When Nakazawa brought its menu of fresh fish and modern Japanese cuisine to Aspen in December, it intended to stay for just one brief pop-up experience. But like many other visitors, once the restaurant team spent some time in the mountain town, they decided to stick around.
Nakazawa first opened in Manhattan’s West Village in 2013 as an omakase restaurant—a 21-course, chef’s-choice sushi menu every night. In 2017, Daisuke Nakazawa (the Tokyo-born chef and protégé of Jiro—yes, the one behind Jiro Dreams of Sushi) expanded his concept to Washington, D.C. Both venues have earned one Michelin star.
Aspen’s location is different: The downtown eatery offers an omakase-style meal (18 to 21 courses for $185/person) but also serves a generous menu of sushi, appetizers, and entrées. “It’s an elevated take on what you think of as normal, everyday Japanese food” says Dean Fuerth, the restaurant’s corporate beverage director.
Our favorite seat is at the counter on the achromatic, enclosed patio where you can chat in depth with your server about food and sake recommendations.
And you’ll want to talk to someone, especially about the latter. Nakazawa’s sake menu contains nearly a dozen by-the-glass options and two pages of bottles. (There’s also a solid selection of whiskey, wine, beer, and Japanese tea.) “We serve our sake in stemware because we want to put it on the same playing field as wine,” Fuerth says. “In doing so, it does promote conversation… and open the door to trying to educate [guests] in some way or turn them onto something new.”
For an approachable, beginner option, Fuerth recommends the “very clean and soft and elegant” sakes from Niigata, a region of Japan known for using mountain snowmelt in the fermentation process. Ishikawa, further south, brews more robust and savory sakes that pair well with fattier fishes like yellowtail, he says.
The most unique bottle on the menu: Absolute 0. Of the 300 bottles produced, only 100 found their way to the Western Hemisphere. Nakazawa managed to track down a dozen. To get your own hands on one of them, it’ll set you back $14,000.
The food menu, which will shift with the seasons, is a little more straightforward: It’s divided into cold, hot, and nigiri/sashimi preparations.
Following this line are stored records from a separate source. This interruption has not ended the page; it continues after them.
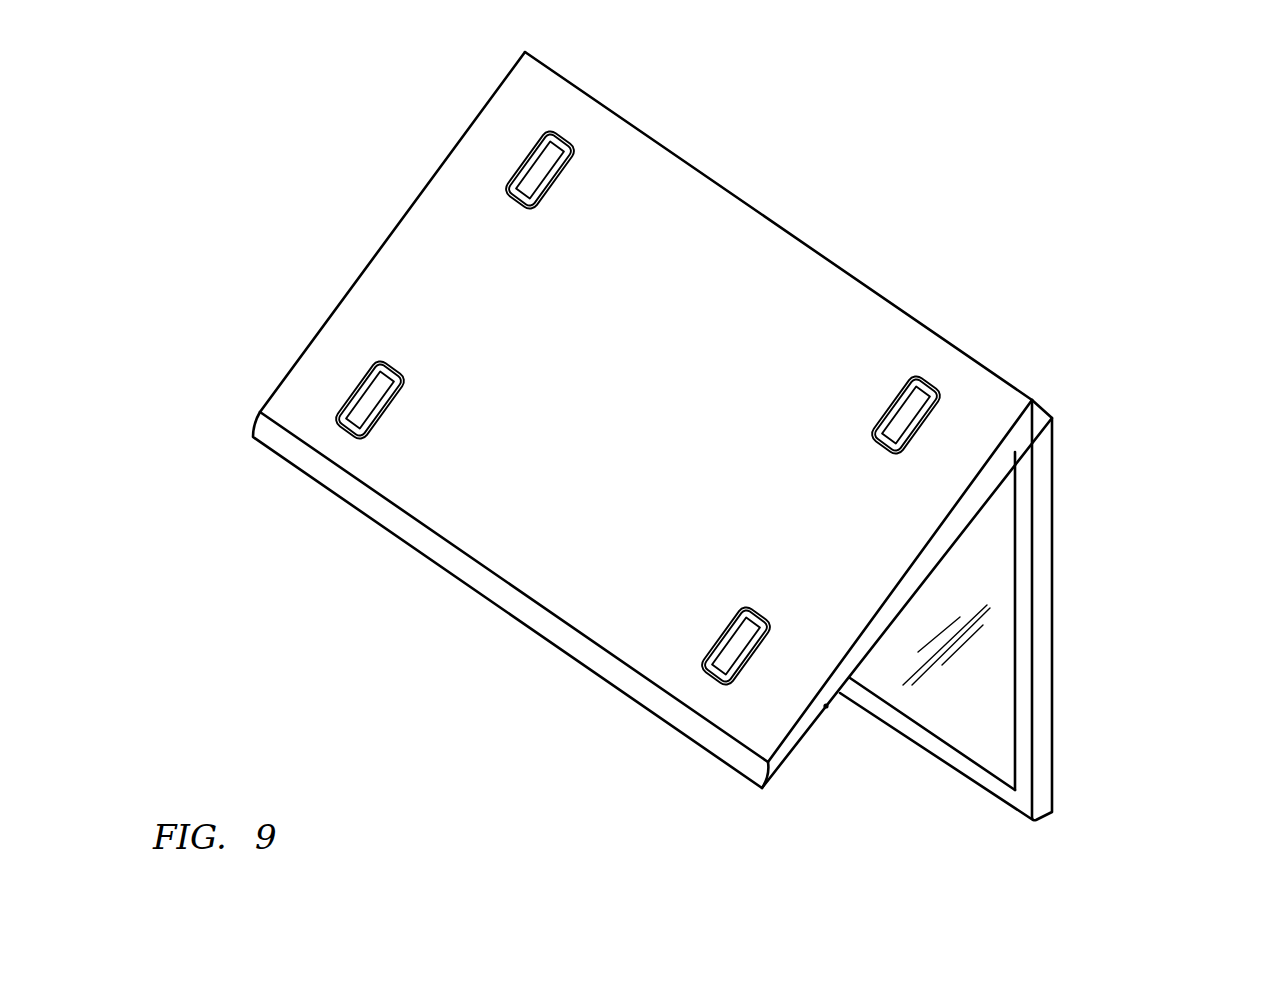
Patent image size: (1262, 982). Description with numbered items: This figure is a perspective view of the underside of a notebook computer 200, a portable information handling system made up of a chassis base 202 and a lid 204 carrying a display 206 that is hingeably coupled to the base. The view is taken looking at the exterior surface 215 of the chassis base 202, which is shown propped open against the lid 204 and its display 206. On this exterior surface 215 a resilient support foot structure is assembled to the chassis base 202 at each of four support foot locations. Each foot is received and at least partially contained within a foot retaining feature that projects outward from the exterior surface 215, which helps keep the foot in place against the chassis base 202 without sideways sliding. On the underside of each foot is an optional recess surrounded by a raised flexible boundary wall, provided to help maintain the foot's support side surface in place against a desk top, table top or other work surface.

The notebook computer 200 is at (1176, 296).
The chassis base 202 is at (513, 607).
The lid 204 is at (1052, 633).
The display 206 is at (998, 675).
The exterior surface of chassis base 215 is at (762, 235).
Almost all of the seafood hails from Japan, and there are unique appearances, including a saltwater-preserved Ensui uni (sea urchin) from northern Japan and kohada, a pickled and salted fish similar to mackerel and executive chef Wei Chen’s favorite.
Chen suggests starting with the lightest dishes at the top and working your way down through each of the three sections. On a summer evening, the green salad and its mountain of black and white sesame seeds and herby dressing was a perfect palate prepper. Next, the zuke king salmon oshizushi (pressed sushi) paired the citrus-scented fish with a delightful, creamy monkfish liver mousse. (We had to save room but were tempted by the king crab sando, a play on the lobster roll that piles crab, pickled daikon, radish, yuzu kosho, and Japanese mayonnaise on house-made milk bread.)
Warming up, the crispy rice carried a lovely kick from spicy salmon. But it was the black cod, which almost melted in our mouths and was perfectly paired with an ocean of Japanese turnips, that was the real star.
That is, until the nigiri arrived. The fish—akamutsu (sea perch), kanpachi (yellowtail), and hotate (scallops), in our case—were all brushed with a house-made soy sauce blended with sake and mirin before they reached the table, and they tasted as though they had just been pulled from the ocean. We ordered a second round. “The preparation is super traditional,” Chen says. “We don’t serve wasabi or soy sauce on the side… A lot of times guests can overpower the sushi with too much sauce or too much wasabi.”
Letting the kitchen lead is a good rule of thumb at Nakazawa, whether you opt for the omakase menu or pick-and-choose your own bites. Either way, we promise you’ll leave happy.